A major part of the climate change that scientists have documented over the past few decades comes from human emissions of heat-trapping greenhouse gases. Not all of it, however. Natural climate cycles haven’t magically disappeared — the El Niño/Southern Oscillation, or ENSO, for example, is entering a phase that will likely boost global temperatures temporarily — and scientists are still discovering new ones.
The latest comes in a new report published in Geophysical Research Letters. It’s well known that the Sun varies slightly in brightness every 11 years, and while those changes pale beside the effect of human-generated greenhouse gases, according to the report, they’re enough to trigger unusually cold winters in Central Europe.
Credit: flickr/mrbeany
The smoking gun is the freezing of the Rhine river, something that doesn’t happen often because it’s difficult to freeze such a large, free-flowing volume of water. Those unusually cold winters might come along at random, but by looking back at records dating to all the way back to 1780, a team led by Frank Sirocko, of Johannes Gutenberg University in Mainz, Germany, determined that they closely follow the 11-year sunspot cycle. The fewer the sunspots, says the paper, the more likely the Rhine is to freeze.

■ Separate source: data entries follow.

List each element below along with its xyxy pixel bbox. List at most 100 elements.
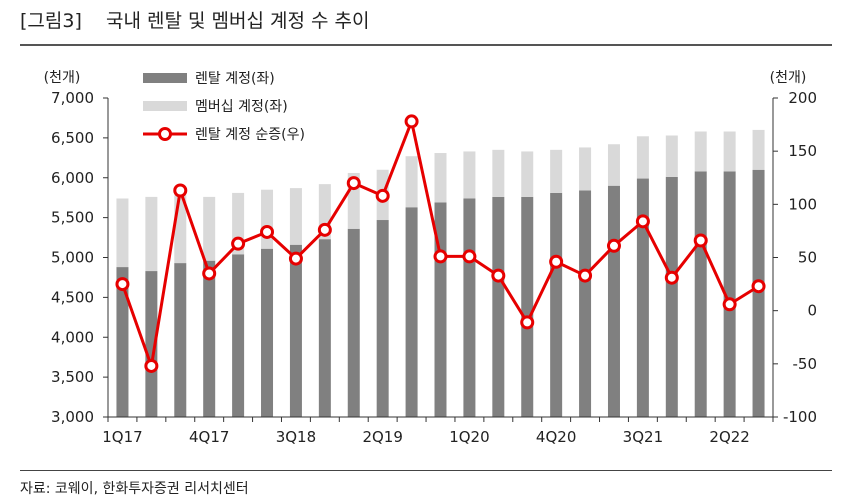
bar-membership-2Q20 bbox=[492, 149, 505, 197]
left-tick-label: 3,500 bbox=[51, 368, 94, 386]
bar-rental-4Q20 bbox=[550, 192, 563, 417]
net-adds-point-3Q22 bbox=[751, 279, 766, 294]
net-adds-point-4Q20 bbox=[549, 254, 564, 269]
bar-membership-3Q22 bbox=[752, 129, 765, 170]
bar-rental-2Q19 bbox=[376, 220, 389, 417]
x-tick-label: 4Q17 bbox=[189, 428, 229, 446]
source-divider bbox=[20, 470, 832, 471]
bar-membership-1Q21 bbox=[579, 147, 592, 191]
bar-membership-3Q20 bbox=[521, 151, 534, 197]
left-tick-label: 5,500 bbox=[51, 209, 94, 227]
left-tick-label: 4,500 bbox=[51, 288, 94, 306]
right-tick-label: 50 bbox=[798, 249, 817, 267]
bar-rental-3Q17 bbox=[174, 263, 187, 417]
x-tick-label: 4Q20 bbox=[536, 428, 576, 446]
right-tick-label: 200 bbox=[788, 89, 817, 107]
net-adds-point-2Q22 bbox=[722, 297, 737, 312]
bar-rental-3Q20 bbox=[521, 196, 534, 417]
bar-membership-3Q19 bbox=[405, 156, 418, 208]
bar-rental-2Q20 bbox=[492, 196, 505, 417]
left-tick-label: 5,000 bbox=[51, 249, 94, 267]
net-adds-point-3Q19 bbox=[404, 114, 419, 129]
net-adds-point-2Q18 bbox=[260, 224, 275, 239]
bar-rental-1Q21 bbox=[579, 190, 592, 417]
right-tick-label: -50 bbox=[793, 355, 818, 373]
net-adds-point-4Q17 bbox=[202, 266, 217, 281]
left-axis-unit-label: (천개) bbox=[44, 70, 81, 86]
x-tick-label: 2Q22 bbox=[709, 428, 749, 446]
net-adds-point-3Q17 bbox=[173, 183, 188, 198]
legend-swatch-membership bbox=[143, 101, 187, 111]
left-tick-label: 6,000 bbox=[51, 169, 94, 187]
bar-rental-1Q22 bbox=[694, 171, 707, 417]
right-tick-label: 0 bbox=[807, 302, 817, 320]
bar-rental-2Q22 bbox=[723, 171, 736, 417]
left-tick-label: 4,000 bbox=[51, 328, 94, 346]
bar-membership-1Q20 bbox=[463, 151, 476, 199]
net-adds-point-1Q18 bbox=[231, 236, 246, 251]
legend-label-membership: 멤버십 계정(좌) bbox=[195, 99, 288, 115]
bar-membership-4Q20 bbox=[550, 149, 563, 193]
x-tick-label: 3Q18 bbox=[276, 428, 316, 446]
bar-membership-3Q21 bbox=[636, 136, 649, 179]
title-divider bbox=[20, 44, 832, 46]
x-tick-label: 1Q20 bbox=[449, 428, 489, 446]
bar-rental-2Q17 bbox=[145, 271, 158, 417]
net-adds-point-4Q18 bbox=[317, 222, 332, 237]
bar-rental-3Q18 bbox=[289, 244, 302, 417]
bar-membership-4Q19 bbox=[434, 153, 447, 203]
bar-rental-3Q21 bbox=[636, 178, 649, 417]
net-adds-point-3Q18 bbox=[288, 251, 303, 266]
legend: 렌탈 계정(좌) 멤버십 계정(좌) 렌탈 계정 순증(우) bbox=[143, 71, 305, 143]
net-adds-point-1Q21 bbox=[578, 268, 593, 283]
bar-membership-4Q17 bbox=[203, 196, 216, 261]
x-tick-label: 1Q17 bbox=[102, 428, 142, 446]
net-adds-point-2Q20 bbox=[491, 268, 506, 283]
net-adds-point-1Q19 bbox=[346, 176, 361, 191]
bar-rental-2Q18 bbox=[261, 248, 274, 417]
figure-title: [그림3] 국내 렌탈 및 멤버십 계정 수 추이 bbox=[20, 10, 370, 32]
net-adds-point-2Q21 bbox=[606, 238, 621, 253]
axes-group: 3,000 3,500 4,000 4,500 5,000 5,500 6,000 6,500… bbox=[51, 89, 817, 446]
bar-rental-4Q18 bbox=[318, 239, 331, 417]
net-adds-line-group bbox=[115, 114, 766, 373]
left-tick-label: 6,500 bbox=[51, 129, 94, 147]
bar-membership-2Q17 bbox=[145, 196, 158, 272]
net-adds-point-3Q21 bbox=[635, 214, 650, 229]
bar-rental-1Q20 bbox=[463, 198, 476, 417]
bar-group bbox=[116, 129, 765, 417]
legend-label-net-adds: 렌탈 계정 순증(우) bbox=[195, 127, 305, 143]
net-adds-point-2Q19 bbox=[375, 188, 390, 203]
bar-membership-1Q22 bbox=[694, 131, 707, 172]
bar-rental-1Q19 bbox=[347, 228, 360, 417]
legend-swatch-net-adds-marker bbox=[158, 127, 172, 141]
net-adds-point-4Q21 bbox=[664, 270, 679, 285]
right-tick-label: -100 bbox=[783, 408, 817, 426]
bar-membership-1Q17 bbox=[116, 198, 129, 268]
net-adds-point-1Q22 bbox=[693, 233, 708, 248]
bar-rental-2Q21 bbox=[607, 185, 620, 417]
legend-swatch-rental bbox=[143, 73, 187, 83]
bar-rental-4Q21 bbox=[665, 176, 678, 417]
net-adds-point-3Q20 bbox=[520, 315, 535, 330]
x-tick-label: 2Q19 bbox=[362, 428, 402, 446]
bar-membership-4Q21 bbox=[665, 135, 678, 177]
right-axis-unit-label: (천개) bbox=[770, 70, 807, 86]
bar-membership-3Q18 bbox=[289, 188, 302, 245]
net-adds-point-1Q20 bbox=[462, 249, 477, 264]
bar-rental-4Q17 bbox=[203, 260, 216, 417]
right-tick-label: 150 bbox=[788, 142, 817, 160]
source-note: 자료: 코웨이, 한화투자증권 리서치센터 bbox=[20, 481, 249, 497]
bar-membership-2Q21 bbox=[607, 144, 620, 186]
bar-rental-3Q22 bbox=[752, 169, 765, 417]
net-adds-point-2Q17 bbox=[144, 358, 159, 373]
net-adds-point-1Q17 bbox=[115, 277, 130, 292]
left-tick-label: 3,000 bbox=[51, 408, 94, 426]
x-tick-label: 3Q21 bbox=[623, 428, 663, 446]
bar-membership-2Q22 bbox=[723, 131, 736, 172]
right-tick-label: 100 bbox=[788, 195, 817, 213]
legend-label-rental: 렌탈 계정(좌) bbox=[195, 71, 275, 87]
bar-rental-1Q17 bbox=[116, 267, 129, 417]
bar-rental-3Q19 bbox=[405, 207, 418, 417]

Sirocko, who usually studies ancient European climate by looking at lake sediments, first began to wonder about the sunspot-river connection while watching the Elfstedentocht, a 120-mile-long skating race on the canals of the Netherlands. “I realized that they can only hold the race every 10 or 11 years,” he said in an interview — a spacing that seemed suspiciously close to the timing of sunspots.
Astronomers already know that sunspots affect the Sun’s brightness. Normally, sunspots wax and wane every 11 years, and the fewer spots, the less energy the Sun puts out. Back in the 1600s and 1700s, there were almost no sunspots for an 80-year stretch known as the Maunder Minimum, and it was unusually cold in Europe the whole time: the Thames River froze over frequently, and the growing season got shorter.
To test his theory, Sirocko looked back at Rhine shipping records, which duly noted times when the river was too icy for barges to travel. “It’s a very simple measurement . . . either there is ice or there is no ice,” he said in a press release. Between 1780 and 1963, he and his colleagues determined that there were 14 episodes where ice blocked the river in many different places, largely shutting down shipping. And 10 of those 14 happened at times when sunspot activity was at a minimum — too many for it to be just a coincidence.
Credit: flickr/markgregory
According to the authors, the way it works is that the lower solar energy during a sunspot minimum reduces the heating of the stratosphere, which sets off a series of changes that ultimately alter a natural climate cycle known as the North Atlantic Oscillation, which governs weather on both sides of the Atlantic.
Sirocko emphasized that this is a local phenomenon, not a global one, and that the new study does nothing to refute the idea that generally rising temperatures are triggered largely by human greenhouse gas emissions. In fact, he says, while Europe continues to experience colder winters when sunspots are at a minimum, the average temperatures during those winters are less cold than they used to be — and the Rhine hasn’t frozen since 1963.
What the paper shows, in other words, is that the Sun is affecting climate, just as the skeptics claim. It’s just not the most important effect.